The federal district court of the Southern District of California recently added to the growing body of case law on class action claims based on false advertising, breach of warranty and consumer protection statutes.  In Dorfman v. Nutramax, the plaintiff sought to be the putative class member and alleged that Nutramax’s statement that its’ Cosamin DS and Cosamin ASU (glucosamine hydrochloride with chondroitin sulfate) was: “the ONLY brand proven effective in controlled, published U.S. clinical studies to reduce joint pain,” was false and misleading.  Plaintiff also challenged several other statements on the packaging and alleged that the statements were not supported by competent scientific evidence.

Plaintiff sought to bring the action based on both the DS and ASU products, but had only personally purchased the DS product.  Defendants moved to dismiss the claims based on ASU for lack of standing because plaintiff did not purchase it.  Defendants also moved to dismiss the claims against the retailers of the products as well as all claims for failure to state a claim upon which relief can be granted.

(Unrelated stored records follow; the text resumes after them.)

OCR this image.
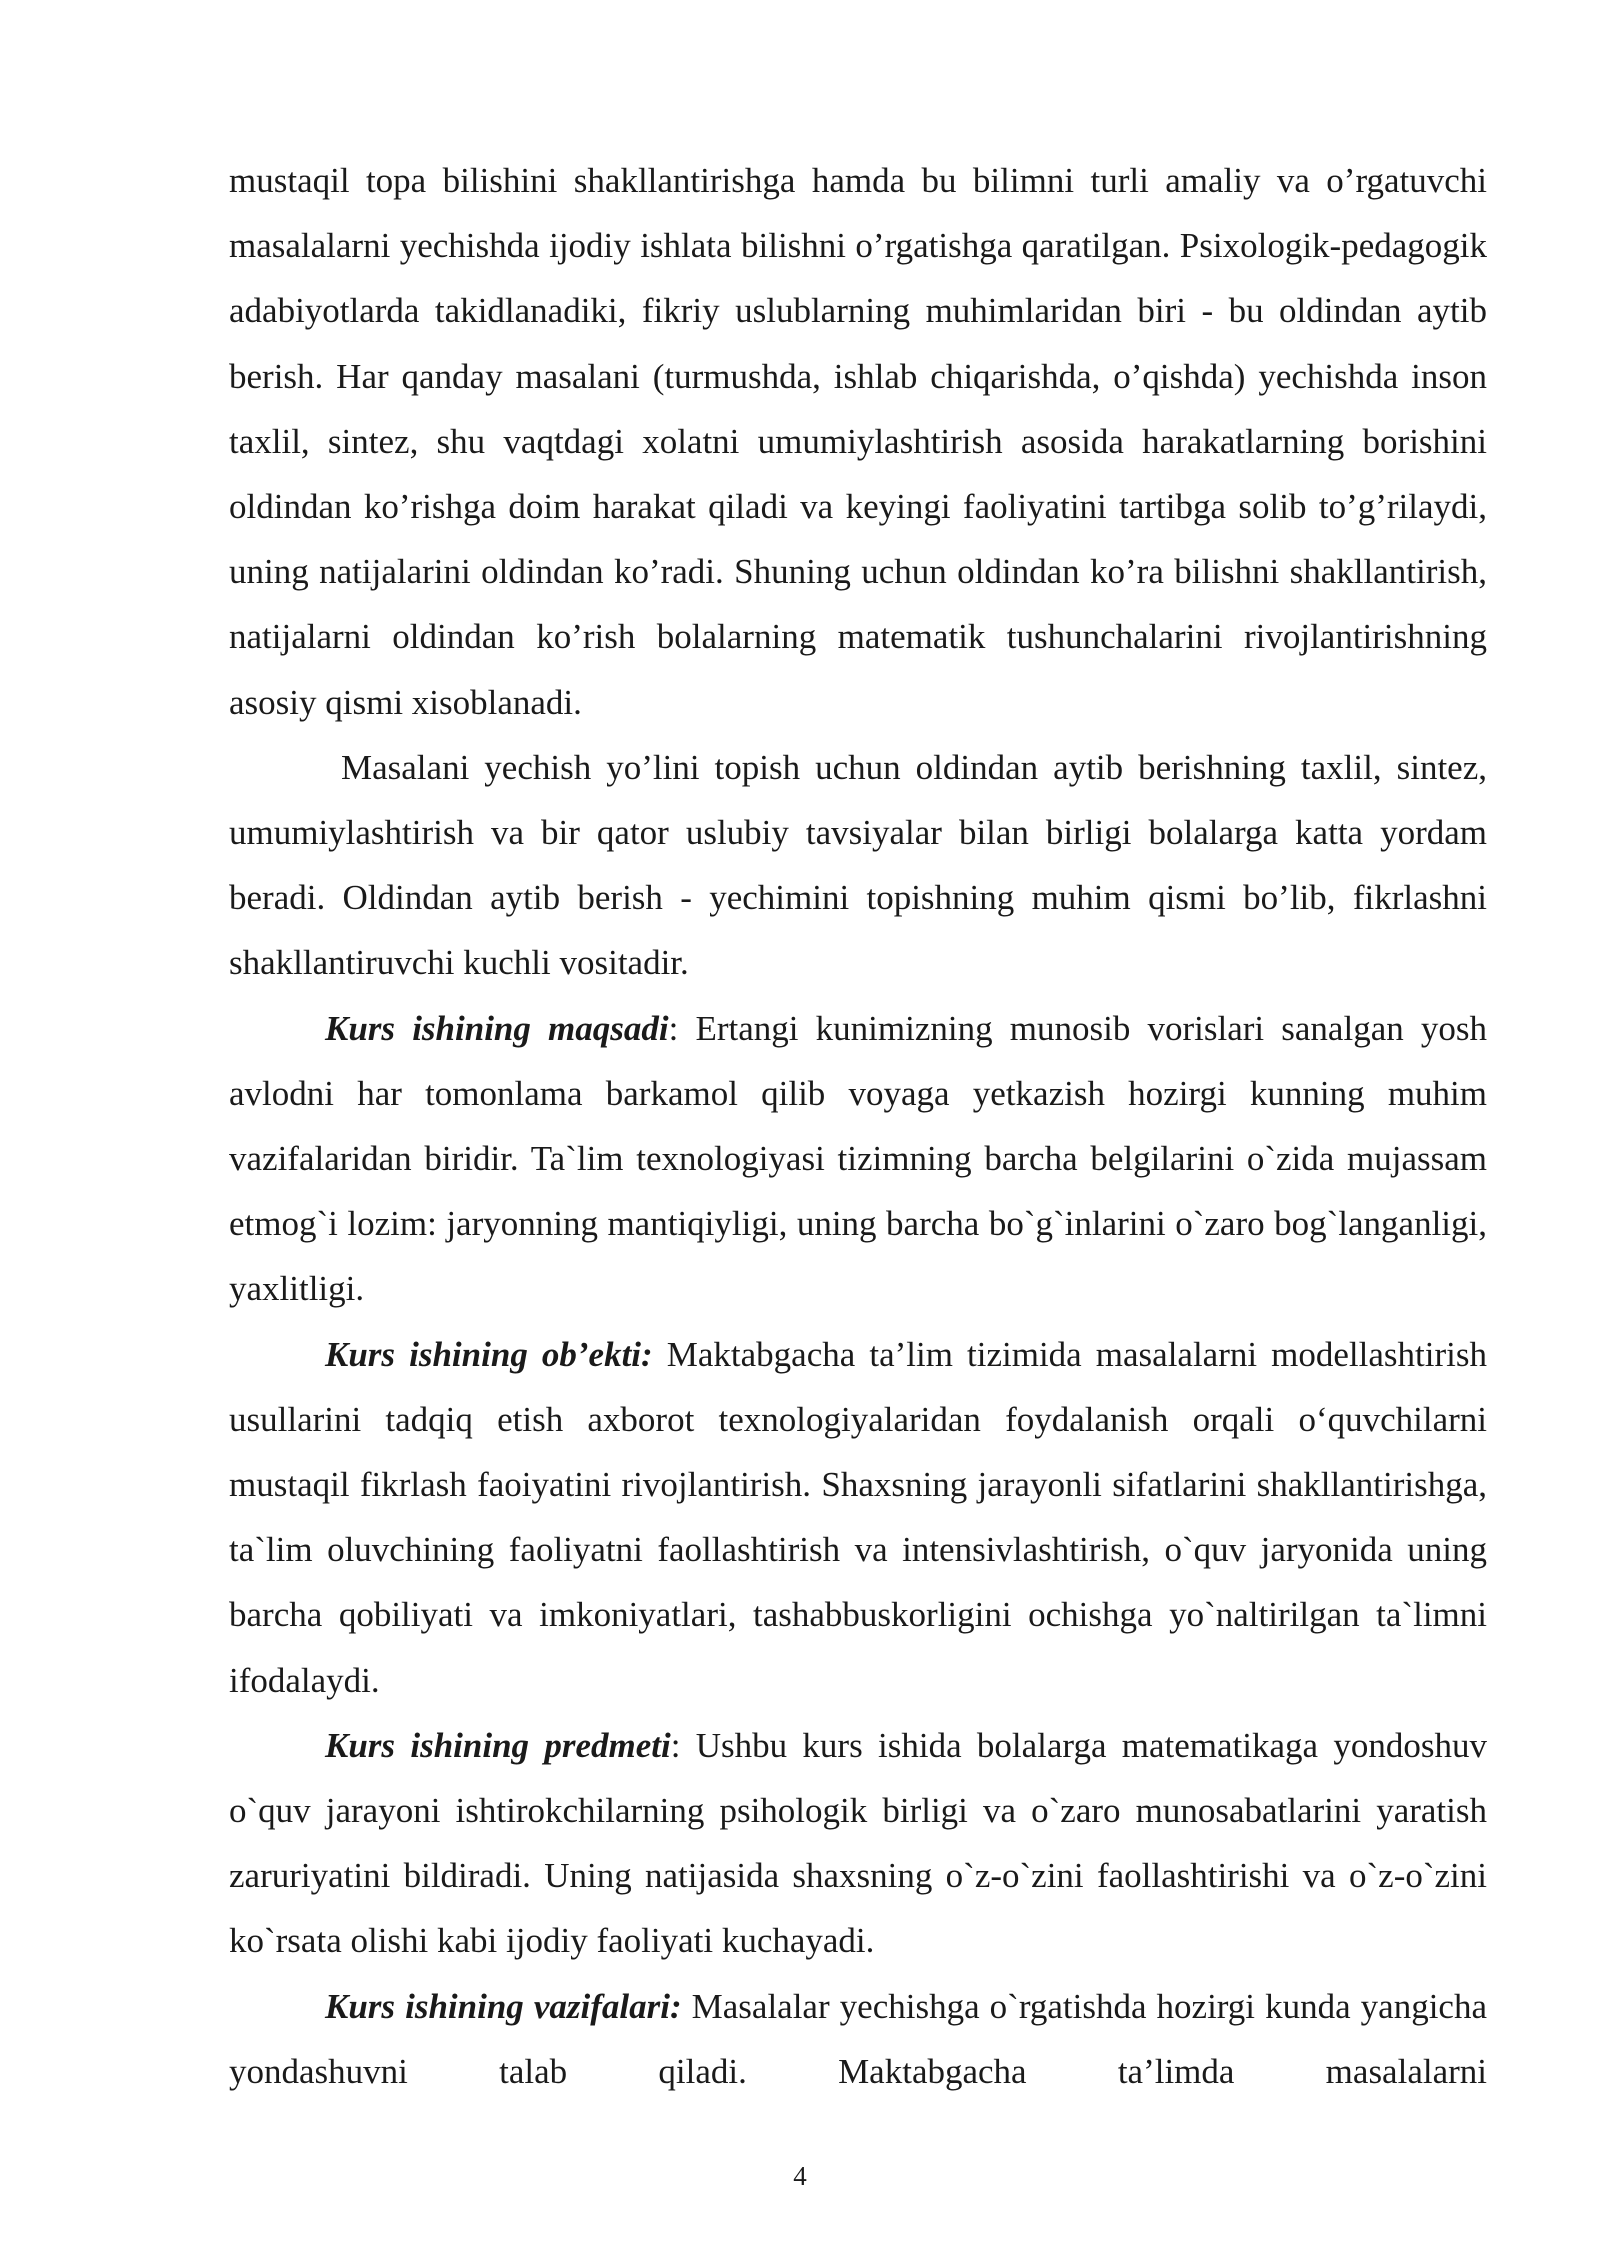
mustaqil topa bilishini shakllantirishga hamda bu bilimni turli amaliy va o’rgatuvchi masalalarni yechishda ijodiy ishlata bilishni o’rgatishga qaratilgan. Psixologik-pedagogik adabiyotlarda takidlanadiki, fikriy uslublarning muhimlaridan biri - bu oldindan aytib berish. Har qanday masalani (turmushda, ishlab chiqarishda, o’qishda) yechishda inson taxlil, sintez, shu vaqtdagi xolatni umumiylashtirish asosida harakatlarning borishini oldindan ko’rishga doim harakat qiladi va keyingi faoliyatini tartibga solib to’g’rilaydi, uning natijalarini oldindan ko’radi. Shuning uchun oldindan ko’ra bilishni shakllantirish, natijalarni oldindan ko’rish bolalarning matematik tushunchalarini rivojlantirishning asosiy qismi xisoblanadi.

Masalani yechish yo’lini topish uchun oldindan aytib berishning taxlil, sintez, umumiylashtirish va bir qator uslubiy tavsiyalar bilan birligi bolalarga katta yordam beradi. Oldindan aytib berish - yechimini topishning muhim qismi bo’lib, fikrlashni shakllantiruvchi kuchli vositadir.

Kurs ishining maqsadi: Ertangi kunimizning munosib vorislari sanalgan yosh avlodni har tomonlama barkamol qilib voyaga yetkazish hozirgi kunning muhim vazifalaridan biridir. Ta`lim texnologiyasi tizimning barcha belgilarini o`zida mujassam etmog`i lozim: jaryonning mantiqiyligi, uning barcha bo`g`inlarini o`zaro bog`langanligi, yaxlitligi.

Kurs ishining ob’ekti: Maktabgacha ta’lim tizimida masalalarni modellashtirish usullarini tadqiq etish axborot texnologiyalaridan foydalanish orqali o‘quvchilarni mustaqil fikrlash faoiyatini rivojlantirish. Shaxsning jarayonli sifatlarini shakllantirishga, ta`lim oluvchining faoliyatni faollashtirish va intensivlashtirish, o`quv jaryonida uning barcha qobiliyati va imkoniyatlari, tashabbuskorligini ochishga yo`naltirilgan ta`limni ifodalaydi.

Kurs ishining predmeti: Ushbu kurs ishida bolalarga matematikaga yondoshuv o`quv jarayoni ishtirokchilarning psihologik birligi va o`zaro munosabatlarini yaratish zaruriyatini bildiradi. Uning natijasida shaxsning o`z-o`zini faollashtirishi va o`z-o`zini ko`rsata olishi kabi ijodiy faoliyati kuchayadi.

Kurs ishining vazifalari: Masalalar yechishga o`rgatishda hozirgi kunda yangicha yondashuvni talab qiladi. Maktabgacha ta’limda masalalarni

4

The court cited several non-binding opinions of district courts in other districts in reaching its conclusion that plaintiff had standing to bring its claims on behalf of others for the similar product, ASU, because the products and alleged misrepresentations were substantially similar.  The court found that it was better to analyze the claims based on typicality and adequacy of representation rather than strict standing. The court punted a final determination of plaintiff’s ability to bring claims on a similar product that he did not purchase because the court felt that that issue was best reserved for the class certification stage. 

The court denied the motion to dismiss for failure to state a claim based on the numerous scientific studies plaintiff referenced in his complaint that purportedly found that the Cosamin products have no efficacy.  The court also denied the retailer’s motion to dismiss because it found that plaintiff had sufficiently pled that the retailers entered into sales agreements to promote the false and deceptive statements and frequently repeated those statements in online and in-store advertising. 

This case presents two areas of serious concern for manufacturers and retailers.  First, this court required a manufacturer to defend claims, at least until the class certification or summary judgment stage, for products that the plaintiff did not actually purchase and/or use.  This significantly increases the potential exposure to a defendant manufacturer/retailer while reducing plaintiff’s burden to meet the bare minimum pre-requisites for the consumer protection class actions.  Second, this case expands retailers’ potential liability for the statements and advertisements of the companies whose products they are selling.  While the retailer has no control over or knowledge of the veracity of the packaging and statements on a product, this court found that at least at the pleadings stage, a retailer may be held liable for those statements if it puts the product on its shelves.  This only serves to deepen the pockets for plaintiffs to pursue.  Manufacturers and retailers alike should continue to monitor developments in cases such as this one so that they can proactively take measures to be better protect against more liberal construction of consumer protection allegations.